Corona et Flushing : au bout de la ligne 7
Main Street-Flushing : terminus tout le monde descend à l’ultime station de la ligne 7 pour s’immerger dans Chinatown, le vrai. Dans les années 1970, les communautés juive et italienne se sont vu supplanter par les immigrants taïwanais puis ceux de la région chinoise de Fujian.
Devant une échoppe s’étire une longue file d’attente : il se dit que Fu Yuan cuisine les meilleurs rouleaux de printemps du quartier. Des épiceries, des herboristeries, des distributeurs de journaux tout en sinogrammes, et ces étals débordant de fruits exotiques : rien à voir avec le folklore de Manhattan, ici on est littéralement transporté en Asie.

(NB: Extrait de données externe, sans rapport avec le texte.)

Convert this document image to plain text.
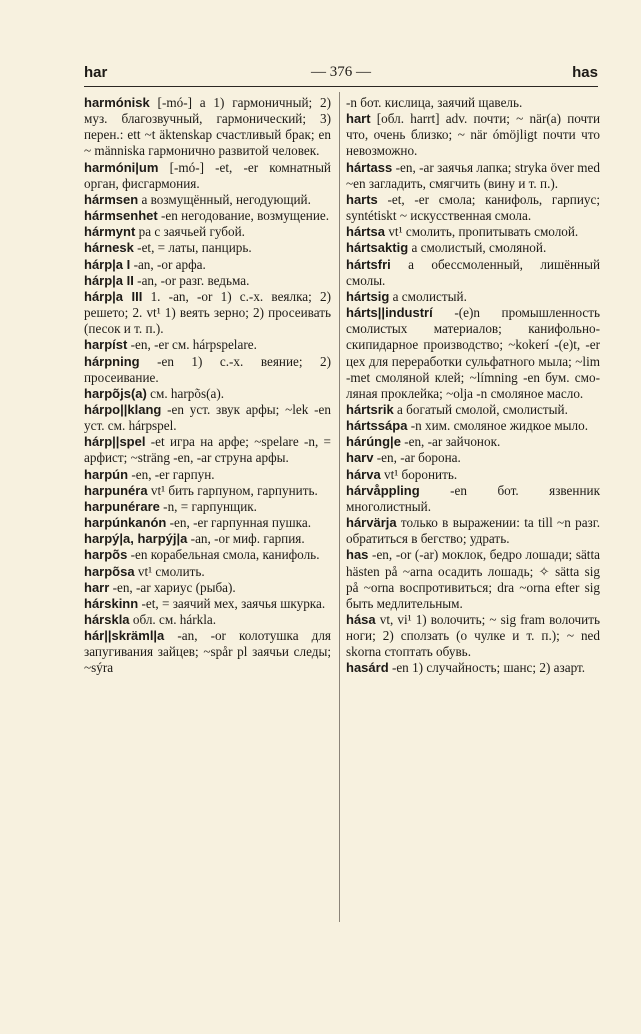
har	— 376 —	has

harmónisk [-mó-] a 1) гармоничный; 2) муз. благозвучный, гармонический; 3) перен.: ett ~t äktenskap счастливый брак; en ~ människa гармонично развитой человек.

harmóni|um [-mó-] -et, -er комнатный орган, фисгармония.

hármsen a возмущённый, негодующий.

hármsenhet -en негодование, возмущение.

hármynt pa с заячьей губой.

hárnesk -et, = латы, панцирь.

hárp|a I -an, -or арфа.

hárp|a II -an, -or разг. ведьма.

hárp|a III 1. -an, -or 1) с.-х. веялка; 2) решето; 2. vt¹ 1) веять зерно; 2) просеивать (песок и т. п.).

harpíst -en, -er см. hárpspelare.

hárpning -en 1) с.-х. веяние; 2) просеивание.

harpõjs(a) см. harpõs(a).

hárpo||klang -en уст. звук арфы; ~lek -en уст. см. hárpspel.

hárp||spel -et игра на арфе; ~spelare -n, = арфист; ~sträng -en, -ar струна арфы.

harpún -en, -er гарпун.

harpunéra vt¹ бить гарпуном, гарпунить.

harpunérare -n, = гарпунщик.

harpúnkanón -en, -er гарпунная пушка.

harpý|a, harpýj|a -an, -or миф. гарпия.

harpõs -en корабельная смола, канифоль.

harpõsa vt¹ смолить.

harr -en, -ar хариус (рыба).

hárskinn -et, = заячий мех, заячья шкурка.

hárskla обл. см. hárkla.

hár||skräml|a -an, -or колотушка для запугивания зайцев; ~spår pl заячьи следы; ~sýra

-n бот. кислица, заячий щавель.

hart [обл. harrt] adv. почти; ~ när(a) почти что, очень близко; ~ när ómöjligt почти что невозможно.

hártass -en, -ar заячья лапка; stryka över med ~en загладить, смягчить (вину и т. п.).

harts -et, -er смола; канифоль, гарпиус; syntétiskt ~ искусственная смола.

hártsa vt¹ смолить, пропитывать смолой.

hártsaktig a смолистый, смоляной.

hártsfri a обессмоленный, лишённый смолы.

hártsig a смолистый.

hárts||industrí -(e)n промышленность смолистых материалов; канифольно-скипидарное производство; ~kokerí -(e)t, -er цех для переработки сульфатного мыла; ~lim -met смоляной клей; ~límning -en бум. смоляная проклейка; ~olja -n смоляное масло.

hártsrik a богатый смолой, смолистый.

hártssápa -n хим. смоляное жидкое мыло.

hárúng|e -en, -ar зайчонок.

harv -en, -ar борона.

hárva vt¹ боронить.

hárvåppling -en бот. язвенник многолистный.

hárvärja только в выражении: ta till ~n разг. обратиться в бегство; удрать.

has -en, -or (-ar) моклок, бедро лошади; sätta hästen på ~arna осадить лошадь; ✧ sätta sig på ~orna воспротивиться; dra ~orna efter sig быть медлительным.

hása vt, vi¹ 1) волочить; ~ sig fram волочить ноги; 2) сползать (о чулке и т. п.); ~ ned skorna стоптать обувь.

hasárd -en 1) случайность; шанс; 2) азарт.
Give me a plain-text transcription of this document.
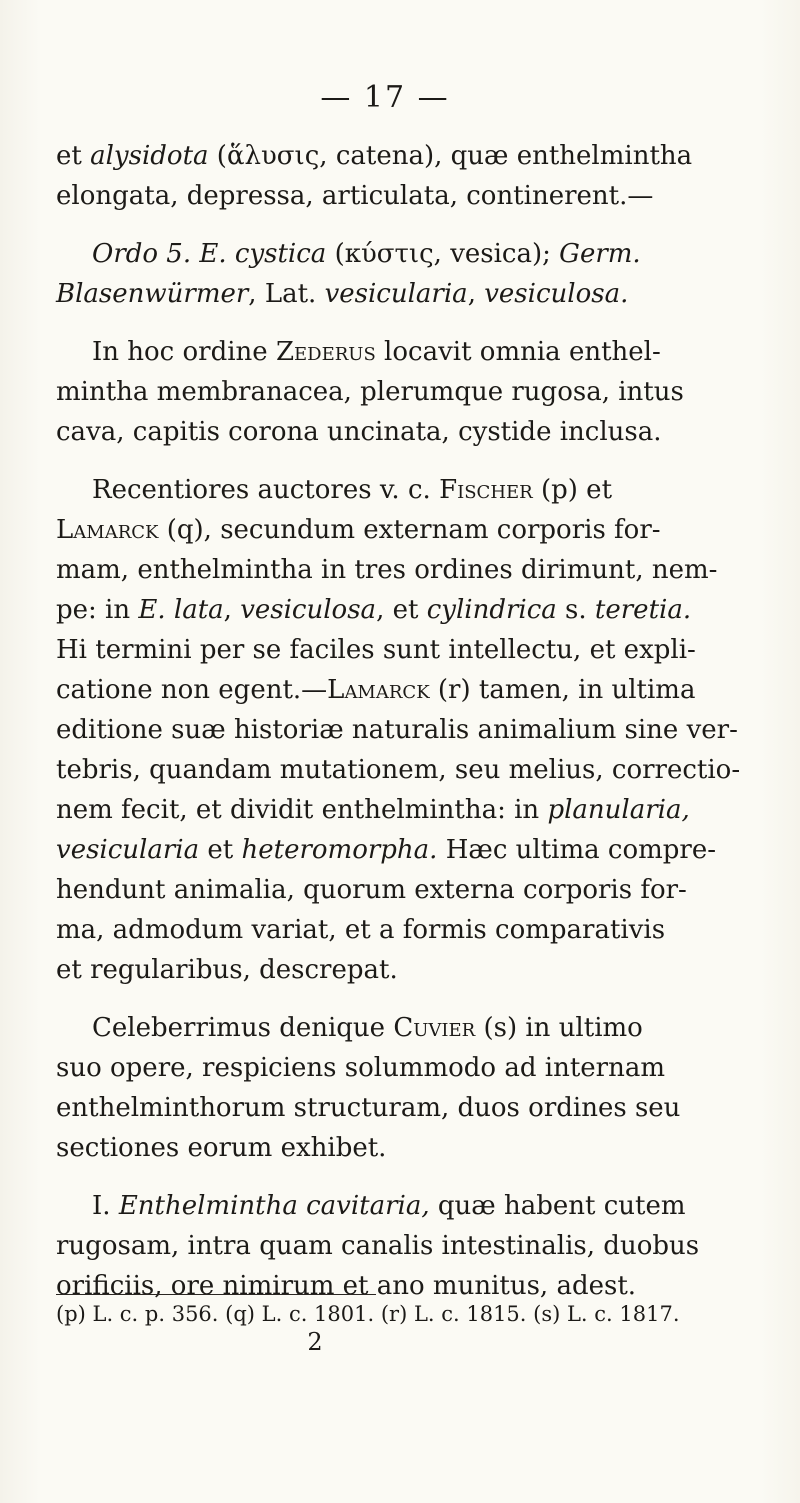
— 17 —
et alysidota (ἅλυσις, catena), quæ enthelmintha
elongata, depressa, articulata, continerent.—
Ordo 5. E. cystica (κύστις, vesica); Germ.
Blasenwürmer, Lat. vesicularia, vesiculosa.
In hoc ordine Zederus locavit omnia enthel-
mintha membranacea, plerumque rugosa, intus
cava, capitis corona uncinata, cystide inclusa.
Recentiores auctores v. c. Fischer (p) et
Lamarck (q), secundum externam corporis for-
mam, enthelmintha in tres ordines dirimunt, nem-
pe: in E. lata, vesiculosa, et cylindrica s. teretia.
Hi termini per se faciles sunt intellectu, et expli-
catione non egent.—Lamarck (r) tamen, in ultima
editione suæ historiæ naturalis animalium sine ver-
tebris, quandam mutationem, seu melius, correctio-
nem fecit, et dividit enthelmintha: in planularia,
vesicularia et heteromorpha. Hæc ultima compre-
hendunt animalia, quorum externa corporis for-
ma, admodum variat, et a formis comparativis
et regularibus, descrepat.
Celeberrimus denique Cuvier (s) in ultimo
suo opere, respiciens solummodo ad internam
enthelminthorum structuram, duos ordines seu
sectiones eorum exhibet.
I. Enthelmintha cavitaria, quæ habent cutem
rugosam, intra quam canalis intestinalis, duobus
orificiis, ore nimirum et ano munitus, adest.
(p) L. c. p. 356. (q) L. c. 1801. (r) L. c. 1815. (s) L. c. 1817.
2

En 1939, New York se prépare à accueillir sa première Exposition universelle et aménage, en lieu et place des marécages, le parc verdoyant de Flushing Meadows-Corona Park, à un quart d’heure à pied de Main Street.
Le parc est réutilisé pour l'Exposition de 1964, ajoutant le New York Hall of Science signalé par deux fusées de 30 m de haut et l’incroyable maquette de New York en bois et en plastique posant près de 900 000 bâtiments pour lesquels œuvrèrent une centaine d’artisans : elle a trouvé sa place dans le musée d’art de Queens, austère bâtisse grise érigée en 1972, qui met également en lumière l’art contemporain.
Devant le parc, l’Unisphere fait le fier : ce globe terrestre en acier de 43 m de haut, construit pour l’Exposition de 1964, est devenu le symbole du district. Il vous semble familier ? Vous l’avez certainement aperçu dans Men in Black !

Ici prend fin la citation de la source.